Small biz keeps close to customers; entrepreneurs know that whilst they may get the largest slice of the pie, they certainly get the last. So they focus on getting at least some pie. Big biz corporates get remunerated by salary and bonuses; maybe shares too. Reward systems are all too often based on share price, and earnings, but not sales and customer satisfaction as well – they’ve forgotten that profit is a way of keeping score, not the only goal.
Businesses need to reconnect the personal objectives of colleagues (not workers or staff) with business objectives in all size of business. So often the business needs squash personal objectives and without some balance and reconnection individuals cannot shine and contribute fully. Maybe then (to quote Charles Handy) the Passion will show through the People and then through to the Profits.

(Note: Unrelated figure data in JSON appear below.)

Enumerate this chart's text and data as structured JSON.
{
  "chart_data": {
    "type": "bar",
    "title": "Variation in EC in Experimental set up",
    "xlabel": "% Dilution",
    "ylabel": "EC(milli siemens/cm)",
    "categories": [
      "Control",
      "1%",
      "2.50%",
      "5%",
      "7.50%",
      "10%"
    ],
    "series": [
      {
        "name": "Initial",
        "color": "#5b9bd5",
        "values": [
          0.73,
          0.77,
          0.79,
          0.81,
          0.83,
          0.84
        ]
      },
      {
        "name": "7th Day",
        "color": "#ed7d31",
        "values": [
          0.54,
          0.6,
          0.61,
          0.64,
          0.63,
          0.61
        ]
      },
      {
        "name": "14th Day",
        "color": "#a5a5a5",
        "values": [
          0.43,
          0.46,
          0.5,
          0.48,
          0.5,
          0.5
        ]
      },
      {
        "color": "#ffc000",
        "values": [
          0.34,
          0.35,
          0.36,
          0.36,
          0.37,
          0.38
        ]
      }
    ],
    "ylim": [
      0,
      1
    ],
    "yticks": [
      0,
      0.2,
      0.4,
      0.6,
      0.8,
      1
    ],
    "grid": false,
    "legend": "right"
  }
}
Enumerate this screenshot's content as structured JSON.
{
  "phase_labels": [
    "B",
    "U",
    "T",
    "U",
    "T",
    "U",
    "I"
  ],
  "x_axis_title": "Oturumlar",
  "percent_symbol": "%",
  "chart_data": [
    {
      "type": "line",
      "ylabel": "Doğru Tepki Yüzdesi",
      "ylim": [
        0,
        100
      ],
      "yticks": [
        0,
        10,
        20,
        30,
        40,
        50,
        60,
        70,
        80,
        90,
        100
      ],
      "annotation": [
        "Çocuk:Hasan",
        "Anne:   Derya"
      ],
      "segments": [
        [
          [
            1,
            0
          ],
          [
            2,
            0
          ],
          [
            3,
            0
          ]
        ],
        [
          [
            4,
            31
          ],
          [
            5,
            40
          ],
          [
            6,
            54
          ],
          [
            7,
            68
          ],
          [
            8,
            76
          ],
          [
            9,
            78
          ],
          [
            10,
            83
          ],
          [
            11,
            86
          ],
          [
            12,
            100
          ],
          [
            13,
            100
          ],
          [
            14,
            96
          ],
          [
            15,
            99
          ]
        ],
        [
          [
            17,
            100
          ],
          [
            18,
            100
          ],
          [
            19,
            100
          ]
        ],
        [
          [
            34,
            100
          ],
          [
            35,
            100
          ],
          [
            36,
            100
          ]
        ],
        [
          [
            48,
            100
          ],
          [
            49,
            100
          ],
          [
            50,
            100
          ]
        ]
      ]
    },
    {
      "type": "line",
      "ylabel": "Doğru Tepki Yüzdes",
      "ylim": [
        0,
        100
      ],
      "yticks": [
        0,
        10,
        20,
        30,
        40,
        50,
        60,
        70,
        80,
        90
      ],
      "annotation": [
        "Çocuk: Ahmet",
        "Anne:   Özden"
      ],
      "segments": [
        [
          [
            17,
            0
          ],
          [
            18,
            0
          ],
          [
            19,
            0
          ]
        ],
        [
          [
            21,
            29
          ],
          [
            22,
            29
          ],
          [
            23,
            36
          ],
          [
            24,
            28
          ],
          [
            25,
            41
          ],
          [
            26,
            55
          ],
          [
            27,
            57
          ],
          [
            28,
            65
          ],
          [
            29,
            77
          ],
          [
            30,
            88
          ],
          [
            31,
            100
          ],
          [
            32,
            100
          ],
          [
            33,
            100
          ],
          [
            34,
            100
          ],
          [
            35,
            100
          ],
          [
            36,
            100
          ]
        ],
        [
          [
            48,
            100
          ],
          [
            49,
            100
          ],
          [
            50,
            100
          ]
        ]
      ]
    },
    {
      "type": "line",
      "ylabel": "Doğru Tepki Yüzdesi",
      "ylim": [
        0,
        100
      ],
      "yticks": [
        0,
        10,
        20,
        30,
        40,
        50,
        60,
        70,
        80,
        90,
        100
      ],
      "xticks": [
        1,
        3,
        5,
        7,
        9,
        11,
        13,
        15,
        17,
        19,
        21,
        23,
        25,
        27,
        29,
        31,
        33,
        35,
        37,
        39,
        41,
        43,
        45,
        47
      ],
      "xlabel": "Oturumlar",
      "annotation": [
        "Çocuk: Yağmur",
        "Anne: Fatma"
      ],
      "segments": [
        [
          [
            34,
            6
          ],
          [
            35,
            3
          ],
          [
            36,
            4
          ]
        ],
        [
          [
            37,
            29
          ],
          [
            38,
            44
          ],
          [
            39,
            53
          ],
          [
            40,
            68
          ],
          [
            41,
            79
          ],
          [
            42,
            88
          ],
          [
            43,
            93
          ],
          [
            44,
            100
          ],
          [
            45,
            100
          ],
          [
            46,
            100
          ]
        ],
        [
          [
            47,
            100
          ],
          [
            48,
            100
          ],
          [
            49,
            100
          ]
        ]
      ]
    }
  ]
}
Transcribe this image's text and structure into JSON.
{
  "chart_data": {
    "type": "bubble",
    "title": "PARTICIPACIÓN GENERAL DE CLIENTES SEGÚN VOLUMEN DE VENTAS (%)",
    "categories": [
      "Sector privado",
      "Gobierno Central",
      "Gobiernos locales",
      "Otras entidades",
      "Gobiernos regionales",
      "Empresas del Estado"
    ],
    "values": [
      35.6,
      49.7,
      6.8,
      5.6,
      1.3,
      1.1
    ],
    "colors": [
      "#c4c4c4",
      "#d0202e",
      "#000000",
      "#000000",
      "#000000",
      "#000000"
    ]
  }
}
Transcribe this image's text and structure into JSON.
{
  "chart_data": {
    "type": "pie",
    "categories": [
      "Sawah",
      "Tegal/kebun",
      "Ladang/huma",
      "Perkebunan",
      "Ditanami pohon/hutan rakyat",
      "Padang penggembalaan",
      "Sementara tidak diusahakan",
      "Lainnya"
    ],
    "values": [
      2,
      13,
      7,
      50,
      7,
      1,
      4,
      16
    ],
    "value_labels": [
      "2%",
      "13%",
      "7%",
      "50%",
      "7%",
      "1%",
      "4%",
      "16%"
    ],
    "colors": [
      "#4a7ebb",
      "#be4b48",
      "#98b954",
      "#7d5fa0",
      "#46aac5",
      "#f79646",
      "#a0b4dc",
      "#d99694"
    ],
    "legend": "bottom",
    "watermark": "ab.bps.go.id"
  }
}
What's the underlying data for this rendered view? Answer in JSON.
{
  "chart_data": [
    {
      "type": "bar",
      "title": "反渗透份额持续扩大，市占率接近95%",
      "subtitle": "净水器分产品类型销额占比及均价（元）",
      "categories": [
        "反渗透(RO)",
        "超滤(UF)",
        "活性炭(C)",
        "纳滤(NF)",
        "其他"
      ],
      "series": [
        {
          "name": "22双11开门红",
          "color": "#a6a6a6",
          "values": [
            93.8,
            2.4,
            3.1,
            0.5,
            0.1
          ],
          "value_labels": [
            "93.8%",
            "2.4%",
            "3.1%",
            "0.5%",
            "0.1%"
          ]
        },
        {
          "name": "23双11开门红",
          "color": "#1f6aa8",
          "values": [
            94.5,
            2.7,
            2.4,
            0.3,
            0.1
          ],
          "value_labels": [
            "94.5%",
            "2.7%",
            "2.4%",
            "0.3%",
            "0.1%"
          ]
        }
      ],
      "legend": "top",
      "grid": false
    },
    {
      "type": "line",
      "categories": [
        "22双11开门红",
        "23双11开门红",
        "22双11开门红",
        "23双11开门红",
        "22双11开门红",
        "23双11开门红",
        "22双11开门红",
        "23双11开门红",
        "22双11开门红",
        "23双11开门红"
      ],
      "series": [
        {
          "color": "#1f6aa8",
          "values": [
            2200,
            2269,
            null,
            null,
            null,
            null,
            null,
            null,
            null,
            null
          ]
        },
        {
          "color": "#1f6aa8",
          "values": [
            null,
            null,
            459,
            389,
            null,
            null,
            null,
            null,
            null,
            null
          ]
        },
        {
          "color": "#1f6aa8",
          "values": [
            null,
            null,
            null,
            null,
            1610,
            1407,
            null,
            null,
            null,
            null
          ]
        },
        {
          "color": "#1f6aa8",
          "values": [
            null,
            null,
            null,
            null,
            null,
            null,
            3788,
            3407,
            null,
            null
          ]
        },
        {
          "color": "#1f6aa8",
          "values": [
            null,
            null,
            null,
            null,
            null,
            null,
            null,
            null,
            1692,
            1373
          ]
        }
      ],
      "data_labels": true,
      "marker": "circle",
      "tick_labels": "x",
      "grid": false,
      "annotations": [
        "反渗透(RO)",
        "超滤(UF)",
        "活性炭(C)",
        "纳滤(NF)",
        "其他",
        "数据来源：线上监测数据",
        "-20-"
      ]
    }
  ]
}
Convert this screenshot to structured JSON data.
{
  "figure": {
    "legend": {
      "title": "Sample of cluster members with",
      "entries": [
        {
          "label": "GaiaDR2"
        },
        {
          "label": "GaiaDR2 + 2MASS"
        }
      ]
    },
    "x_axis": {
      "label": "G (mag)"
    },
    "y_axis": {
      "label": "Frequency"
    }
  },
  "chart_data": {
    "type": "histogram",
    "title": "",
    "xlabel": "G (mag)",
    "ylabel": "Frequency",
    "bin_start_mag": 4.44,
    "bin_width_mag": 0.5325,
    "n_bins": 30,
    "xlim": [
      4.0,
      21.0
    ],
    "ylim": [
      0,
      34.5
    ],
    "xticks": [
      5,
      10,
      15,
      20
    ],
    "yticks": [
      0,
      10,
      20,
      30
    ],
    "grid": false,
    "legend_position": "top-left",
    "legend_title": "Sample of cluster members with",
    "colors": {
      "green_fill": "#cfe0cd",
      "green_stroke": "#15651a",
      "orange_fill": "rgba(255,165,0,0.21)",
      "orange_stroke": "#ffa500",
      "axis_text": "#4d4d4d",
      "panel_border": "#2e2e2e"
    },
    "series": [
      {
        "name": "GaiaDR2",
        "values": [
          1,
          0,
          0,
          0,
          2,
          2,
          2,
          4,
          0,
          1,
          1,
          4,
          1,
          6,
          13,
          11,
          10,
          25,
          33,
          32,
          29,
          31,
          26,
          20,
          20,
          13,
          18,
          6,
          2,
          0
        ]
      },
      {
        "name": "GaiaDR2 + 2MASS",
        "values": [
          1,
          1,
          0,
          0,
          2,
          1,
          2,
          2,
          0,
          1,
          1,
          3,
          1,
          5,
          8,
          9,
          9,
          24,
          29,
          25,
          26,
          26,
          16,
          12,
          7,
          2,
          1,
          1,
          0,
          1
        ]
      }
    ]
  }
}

Small biz, in staying close to and focused on customers, shouldn’t develop so many of the internal issues that bedevil and slow down big biz. In a small biz, whoever answers the phone,gets the email… deals with the problem. Not like call centres operators sympathising but not empowered to do anything.
But, however enthusiastic and focused the small biz owner is, he or she can only infect colleagues with his/her own values and imperatives to the extent that they interact with them personally. Infect? Yes, enthusiasm is infectious.
So small biz has growth limitations unless it produces processes and systems to retain that enthusiasm and culture and disseminate to a larger internal audience, so that all colleagues still have the energy and empowerment to touch customers.
Peter Drucker said you should be able to get your mission on a T shirt. Not easy, but with growth has to come clarity as the owner won’t have the time to explain one-to-one.
Small biz doesn’t like too many systems, as they think they slow them down. Big biz has many systems, usually designed to make life easy or cheaper for the big biz, but which slow down customer and colleague interactions. More views on this in our blog elegantly entitled ‘Arse Time’. Both views have some validity. Small biz could take the view (as we try to build in ourselves and encourage clients to do the same) that systems, used properly and sparingly, should free up time for the unusual or unexpected so that individual thought can flourish. Big biz could look at what systems are getting in the way of interacting with customers, and remove them. A good complaints policy is a bit too late. Think back to quality systems – would you rather have quality control – a system which rejects defective items before sale, or quality management – a system that removes quality issues before defects occur? The cheaper solution is the second, and makes for happier customers and colleagues. The analogy holds true for many customer-facing systems that we have all encountered.
Small biz tend to be run by generalists – the owners may be specialists in their technical field but also have to have some knowledge in all other business disciplines to successfully run their business. They may not know much, but they know all that there is within their organisation. That brings its own problems, but doesn’t allow siloes to be built up. Big biz has specialists coming out of their ears, all of which produce their own siloes and levels of domain complexity. This slows down decision-making and adds to cost.
We think that big biz needs a generalist in charge to know enough about each discipline to realise where it needs to be tempered and fitted in to the overall picture. Small biz generally needs more specialist knowledge, often from outside as they can’t justify a full time cost, so the owner can be guided to act as the generalist more effectively.
Small biz doesn’t wait for everyone to make up their collective minds and form consensus – small biz knows that customers are slipping away. So they find a work-around and ways of getting it done, and fit the pieces together later, if there is time. They will put the processes in place, only when they know that the new stuff, so endlessly debated in big biz, is actually working at a scalable level and is here to stay. Small biz is very agile. It comes with its own issues – often processes don’t get built at all, as it’s on to the next thing and the structure of the business can look like bits have been bolted on. It’s sometimes hard to find the controls for this machine again. At that point small biz needs to dismantle and re-build systems, otherwise they will become dysfunctional and costly. But by then they will have boldly gone where no big biz has gone before.
Certainly, big biz needs to be a considerably more agile to cope with a fast changing world, as customers now demand an individual experience and to be dealt with by individuals. This is the biggest challenge faced by big biz. This is what small biz does so well.